C’è anche chi dice che ha fatto quell’attacco a Bratislava per attirare gli elettori meno europeisti. È preoccupato per il referendum?
«No. Mai stato ottimista sull’esito come adesso. Nessuno parla più di “rischio democratico”, il clima è più disteso. Prima o poi inizieranno a circolare i facsimile della scheda e tutto sarà chiaro. Lì si parla di riduzione dei parlamentari, di riduzione dei costi delle regioni, di soppressione del Cnel, di superamento del bicameralismo paritario, obiettivo condiviso da tutte le coalizioni in sede di campagna elettorale, sempre. Quando si diraderà la nebbia dell’ideologia parleremo di merito e gli indecisi sceglieranno il Sì perché è l’unico modo per cambiare questo Paese. Altrimenti si resta nella palude delle bicamerali di troppi anni fa. E l’Italia torna all’instabilità. Noi stiamo andando bene: quattromila comitati, migliaia di persone che partecipano a iniziative e sottoscrizione, boom sul sito www.bastaunsi.it. L’Italia può diventare più semplice e più agile. Il futuro può finalmente trovare casa anche nel Belpaese».

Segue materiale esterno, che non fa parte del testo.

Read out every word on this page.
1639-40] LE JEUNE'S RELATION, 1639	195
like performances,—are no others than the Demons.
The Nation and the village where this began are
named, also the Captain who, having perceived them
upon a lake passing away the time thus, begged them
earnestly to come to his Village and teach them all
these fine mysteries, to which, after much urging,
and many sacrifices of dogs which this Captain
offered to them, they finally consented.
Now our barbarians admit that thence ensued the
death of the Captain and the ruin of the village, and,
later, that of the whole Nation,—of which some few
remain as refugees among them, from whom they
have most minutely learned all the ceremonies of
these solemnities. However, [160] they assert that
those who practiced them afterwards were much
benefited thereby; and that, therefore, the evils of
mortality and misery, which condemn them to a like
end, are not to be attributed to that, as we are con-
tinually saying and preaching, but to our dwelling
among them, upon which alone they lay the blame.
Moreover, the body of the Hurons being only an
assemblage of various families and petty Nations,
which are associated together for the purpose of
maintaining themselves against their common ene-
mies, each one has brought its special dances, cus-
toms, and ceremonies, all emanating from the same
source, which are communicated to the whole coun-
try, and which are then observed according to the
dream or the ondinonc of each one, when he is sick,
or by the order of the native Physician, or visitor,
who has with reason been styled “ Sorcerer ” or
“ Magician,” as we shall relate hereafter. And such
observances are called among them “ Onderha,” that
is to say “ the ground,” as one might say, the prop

Se vince il No si dimette, come aveva annunciato nel dicembre dello scorso anno ?
«Per mesi mi avete detto di non personalizzare. Ho seguito il vostro suggerimento e non parlo più di me. Questo non è un referendum sul mio futuro, ma sul futuro dell’Italia».
Avete detto che siete pronti a cambiare la legge elettorale. Che cosa significa, in concreto?
«Ritengo l’Italicum un’ottima legge elettorale: garantisce governabilità e rappresentanza. Ma non facciamo le barricate. Siamo pronti a cambiarla, qualunque sia la decisione della Consulta. La maggioranza c’è: adesso tocca alle opposizioni parlare. Devono dirci cosa propongono. Vogliono tornare ai collegi uninominali? Vogliono eliminare le preferenze? Vogliono il turno unico e non il ballottaggio? Devono tirare giù le carte loro. Noi ci siamo. Ma le opposizioni hanno qualche proposta o sanno solo dire no?».

Che ne pensa dell’ iniziativa di Parisi? Secondo lei è destinata a dare vita a un nuovo centrodestra o sarà un buco nell’acqua?
«In bocca al lupo a Parisi. Trovo alcune sue frasi esagerate e superficiali, frutto della necessità di rincorrere i suoi alleati. Ma se Parisi ce la farà mi confronterò con lui. Per il momento gli avversari sono Salvini e Di Maio. L’uno insulta la memoria di quel galantuomo che è stato Carlo Azeglio Ciampi. L’altro paragona la Repubblica italiana a una dittatura sudamericana e perde di credibilità ogni volta che apre bocca. Auguri a Parisi, ma per il momento non convince neanche i suoi. E se l’alternativa sono Salvini e Di Maio noi dobbiamo lavorare con ancora più senso di responsabilità. Perché qui è in ballo la credibilità internazionale dell’Italia, e non è poco».